Noch sind die Auswirkungen durch Red Hats Entscheidung gering – doch könnte sich das mit einer zunehmenden Beliebtheit von RHEL 9 und seinen Nachfolgern einerseits sowie den OpenELA-Distributionen andererseits schnell ändern. Sehen Sie die beiden auch in Zukunft als ein "Ökosystem" oder erleben wir die Geburt eines dem alten RHEL entstammenden Enterprise Linux?

Coekaerts: In den vergangenen Jahren hat Red Hat einige Entscheidungen getroffen, die es proprietärer machen – darunter die jüngste Entscheidung, den Zugang zum Source-Code ihrer Distribution einzuschränken und die Weiterverteilung durch die Empfänger zu verhindern, wodurch es nicht mehr in irgendeiner Weise als Open Source anzusehen ist. Wir glauben, dass es für die Linux-Quellen, insbesondere die Enterprise-Linux-Quellen, wichtig ist, dass sie offen und frei verfügbar sind, damit wir alle ein gesundes Ökosystem aus Distributionen, Anwendungen und Plattformen haben.
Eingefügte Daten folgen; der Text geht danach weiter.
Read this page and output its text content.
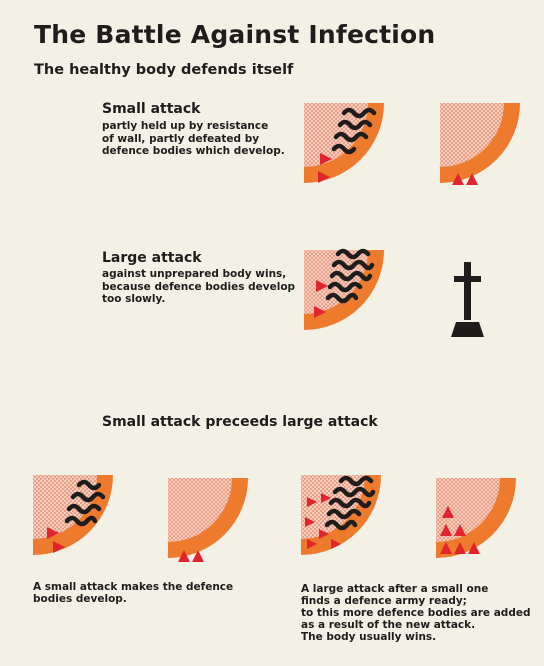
The Battle Against Infection
The healthy body defends itself
Small attack
partly held up by resistance
of wall, partly defeated by
defence bodies which develop.
Large attack
against unprepared body wins,
because defence bodies develop
too slowly.
Small attack preceeds large attack
A small attack makes the defence
bodies develop.
A large attack after a small one
finds a defence army ready;
to this more defence bodies are added
as a result of the new attack.
The body usually wins.
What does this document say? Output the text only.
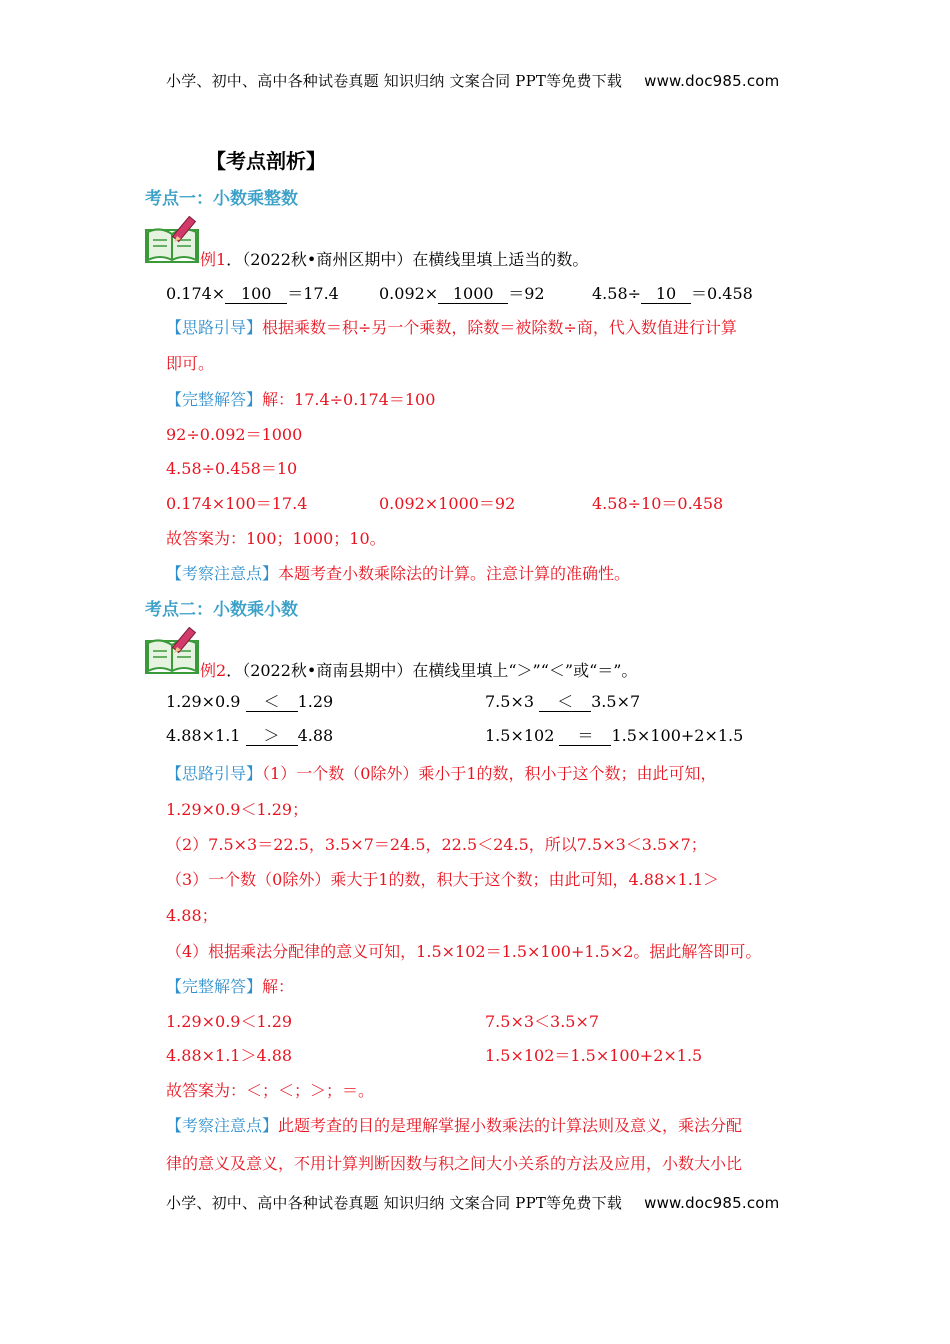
小学、初中、高中各种试卷真题 知识归纳 文案合同 PPT等免费下载 www.doc985.com
【考点剖析】
考点一：小数乘整数
例1．（2022秋•商州区期中）在横线里填上适当的数。
0.174× 100 ＝17.4	0.092× 1000 ＝92	4.58÷ 10 ＝0.458
【思路引导】根据乘数＝积÷另一个乘数，除数＝被除数÷商，代入数值进行计算
即可。
【完整解答】解：17.4÷0.174＝100
92÷0.092＝1000
4.58÷0.458＝10
0.174×100＝17.4	0.092×1000＝92	4.58÷10＝0.458
故答案为：100；1000；10。
【考察注意点】本题考查小数乘除法的计算。注意计算的准确性。
考点二：小数乘小数
例2．（2022秋•商南县期中）在横线里填上“＞”“＜”或“＝”。
1.29×0.9 ＜ 1.29	7.5×3 ＜ 3.5×7
4.88×1.1 ＞ 4.88	1.5×102 ＝ 1.5×100+2×1.5
【思路引导】（1）一个数（0除外）乘小于1的数，积小于这个数；由此可知，
1.29×0.9＜1.29；
（2）7.5×3＝22.5，3.5×7＝24.5，22.5＜24.5，所以7.5×3＜3.5×7；
（3）一个数（0除外）乘大于1的数，积大于这个数；由此可知，4.88×1.1＞
4.88；
（4）根据乘法分配律的意义可知，1.5×102＝1.5×100+1.5×2。据此解答即可。
【完整解答】解：
1.29×0.9＜1.29	7.5×3＜3.5×7
4.88×1.1＞4.88	1.5×102＝1.5×100+2×1.5
故答案为：＜；＜；＞；＝。
【考察注意点】此题考查的目的是理解掌握小数乘法的计算法则及意义，乘法分配
律的意义及意义，不用计算判断因数与积之间大小关系的方法及应用，小数大小比
小学、初中、高中各种试卷真题 知识归纳 文案合同 PPT等免费下载 www.doc985.com
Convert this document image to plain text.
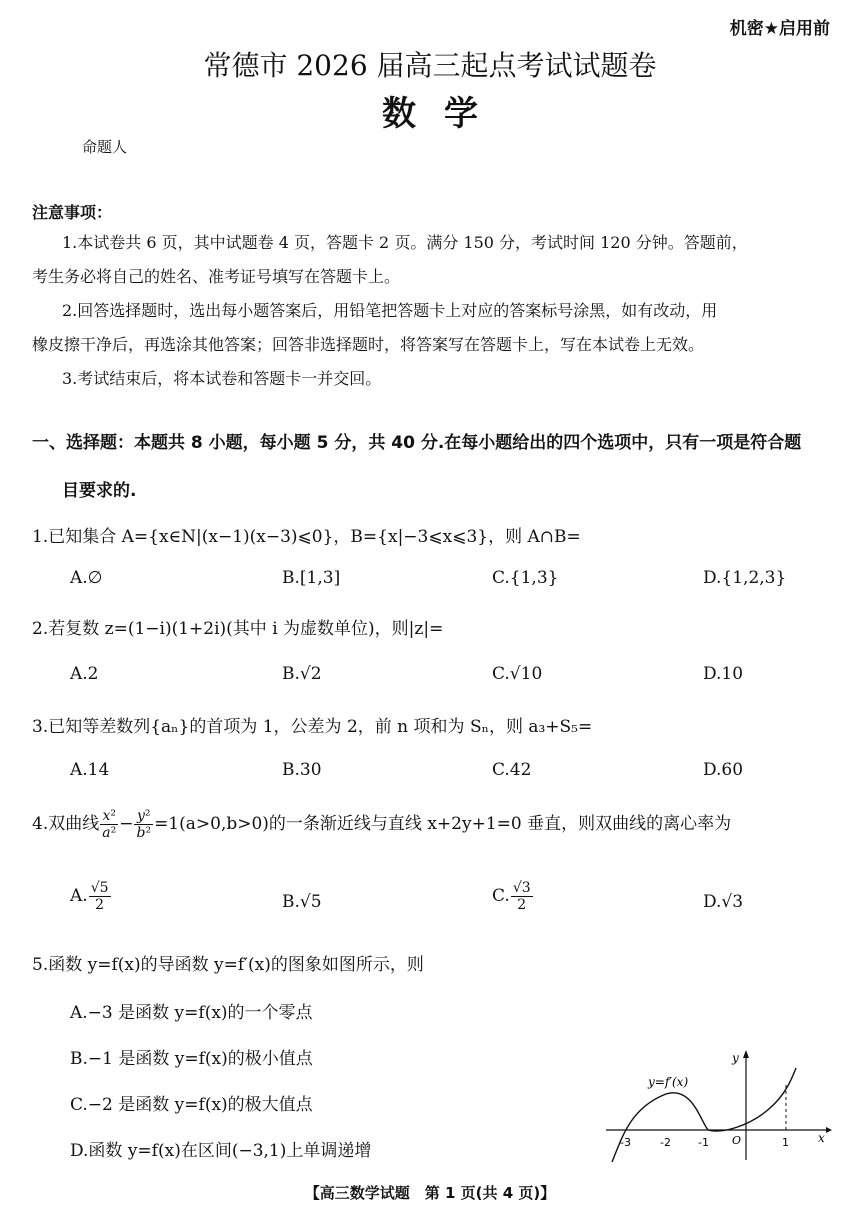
机密★启用前
常德市 2026 届高三起点考试试题卷
数学
命题人
注意事项：
1.本试卷共 6 页，其中试题卷 4 页，答题卡 2 页。满分 150 分，考试时间 120 分钟。答题前，
考生务必将自己的姓名、准考证号填写在答题卡上。
2.回答选择题时，选出每小题答案后，用铅笔把答题卡上对应的答案标号涂黑，如有改动，用
橡皮擦干净后，再选涂其他答案；回答非选择题时，将答案写在答题卡上，写在本试卷上无效。
3.考试结束后，将本试卷和答题卡一并交回。
一、选择题：本题共 8 小题，每小题 5 分，共 40 分.在每小题给出的四个选项中，只有一项是符合题
目要求的.
1.已知集合 A={x∈N|(x−1)(x−3)⩽0}，B={x|−3⩽x⩽3}，则 A∩B=
A.∅	B.[1,3]	C.{1,3}	D.{1,2,3}
2.若复数 z=(1−i)(1+2i)(其中 i 为虚数单位)，则|z|=
A.2	B.√2	C.√10	D.10
3.已知等差数列{aₙ}的首项为 1，公差为 2，前 n 项和为 Sₙ，则 a₃+S₅=
A.14	B.30	C.42	D.60
4.双曲线 $\frac{\text{x²}}{\text{a²}} - \frac{\text{y²}}{\text{b²}} =1(a>0,b>0)$的一条渐近线与直线 x+2y+1=0 垂直，则双曲线的离心率为
A. $\frac{√5}{2}$	B.√5	C. $\frac{√3}{2}$	D.√3
5.函数 y=f(x)的导函数 y=f′(x)的图象如图所示，则
A.−3 是函数 y=f(x)的一个零点
B.−1 是函数 y=f(x)的极小值点
C.−2 是函数 y=f(x)的极大值点
D.函数 y=f(x)在区间(−3,1)上单调递增
y=f′(x)
y
x
-3	-2 -1 O	1
【高三数学试题　第 1 页(共 4 页)】
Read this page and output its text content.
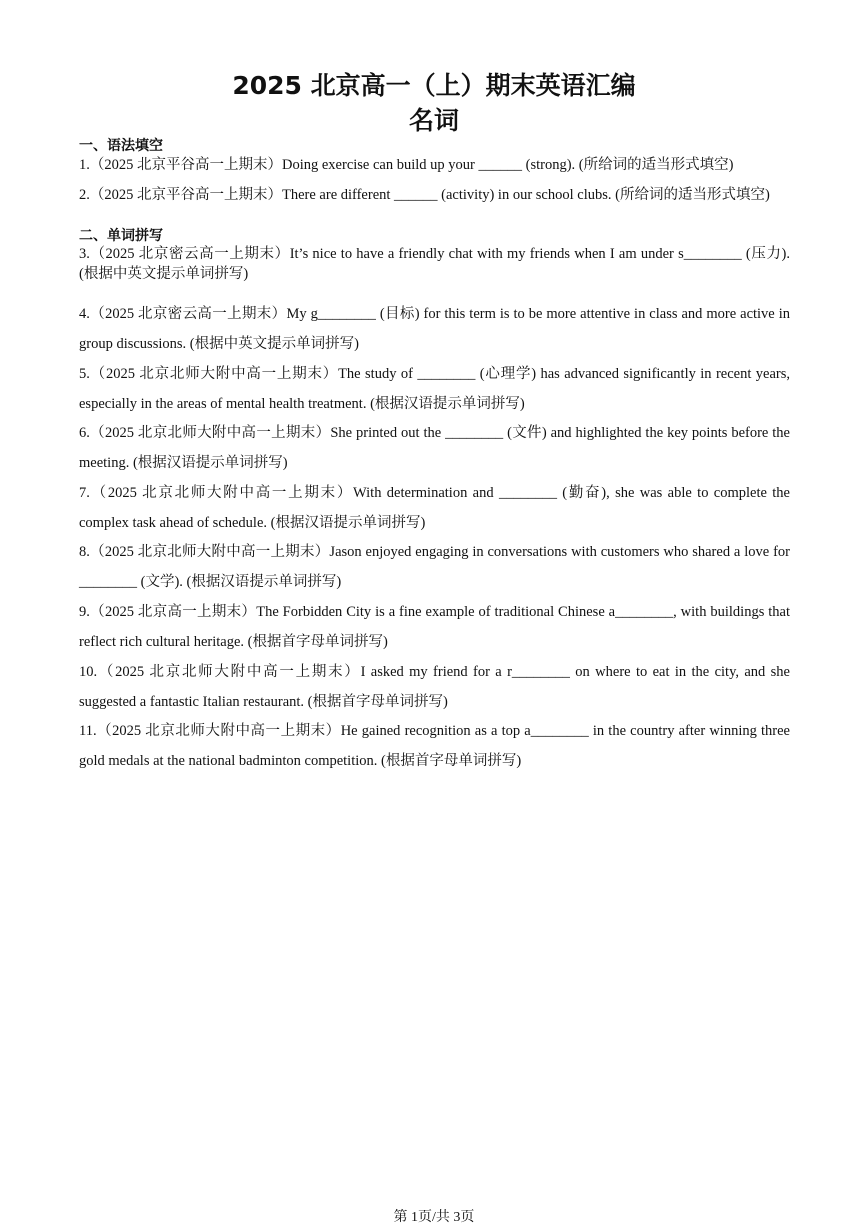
2025 北京高一（上）期末英语汇编
名词
一、语法填空
1.（2025 北京平谷高一上期末）Doing exercise can build up your ______ (strong). (所给词的适当形式填空)
2.（2025 北京平谷高一上期末）There are different ______ (activity) in our school clubs. (所给词的适当形式填空)
二、单词拼写
3.（2025 北京密云高一上期末）It’s nice to have a friendly chat with my friends when I am under s________ (压力). (根据中英文提示单词拼写)
4.（2025 北京密云高一上期末）My g________ (目标) for this term is to be more attentive in class and more active in group discussions. (根据中英文提示单词拼写)
5.（2025 北京北师大附中高一上期末）The study of ________ (心理学) has advanced significantly in recent years, especially in the areas of mental health treatment. (根据汉语提示单词拼写)
6.（2025 北京北师大附中高一上期末）She printed out the ________ (文件) and highlighted the key points before the meeting. (根据汉语提示单词拼写)
7.（2025 北京北师大附中高一上期末）With determination and ________ (勤奋), she was able to complete the complex task ahead of schedule. (根据汉语提示单词拼写)
8.（2025 北京北师大附中高一上期末）Jason enjoyed engaging in conversations with customers who shared a love for ________ (文学). (根据汉语提示单词拼写)
9.（2025 北京高一上期末）The Forbidden City is a fine example of traditional Chinese a________, with buildings that reflect rich cultural heritage. (根据首字母单词拼写)
10.（2025 北京北师大附中高一上期末）I asked my friend for a r________ on where to eat in the city, and she suggested a fantastic Italian restaurant. (根据首字母单词拼写)
11.（2025 北京北师大附中高一上期末）He gained recognition as a top a________ in the country after winning three gold medals at the national badminton competition. (根据首字母单词拼写)
第 1页/共 3页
Der Markt wird entscheiden, welcher Ansatz zum Anbieten eines Enterprise Linux am besten funktionieren.

Mit dem Release von RHEL 9.3 vergangene Woche hat Red Hat bereits die grundlegenden Voraussetzungen und Erwartungen für den Lifecycle von RHEL 9 definiert. Deshalb sehen wir hier kein großes Risiko, wenn überhaupt eines, für die nächsten Jahre.

Herr Coekaerts, vielen Dank für das Interview! Mehr Informationen zum Start des freien Enterprise Linux und zur ursprünglichen Entscheidung finden sich hier. Red Hat selbst konterte anfangs zögerlich, besteht jedoch darauf, dass RHEL weiter Open Source ist.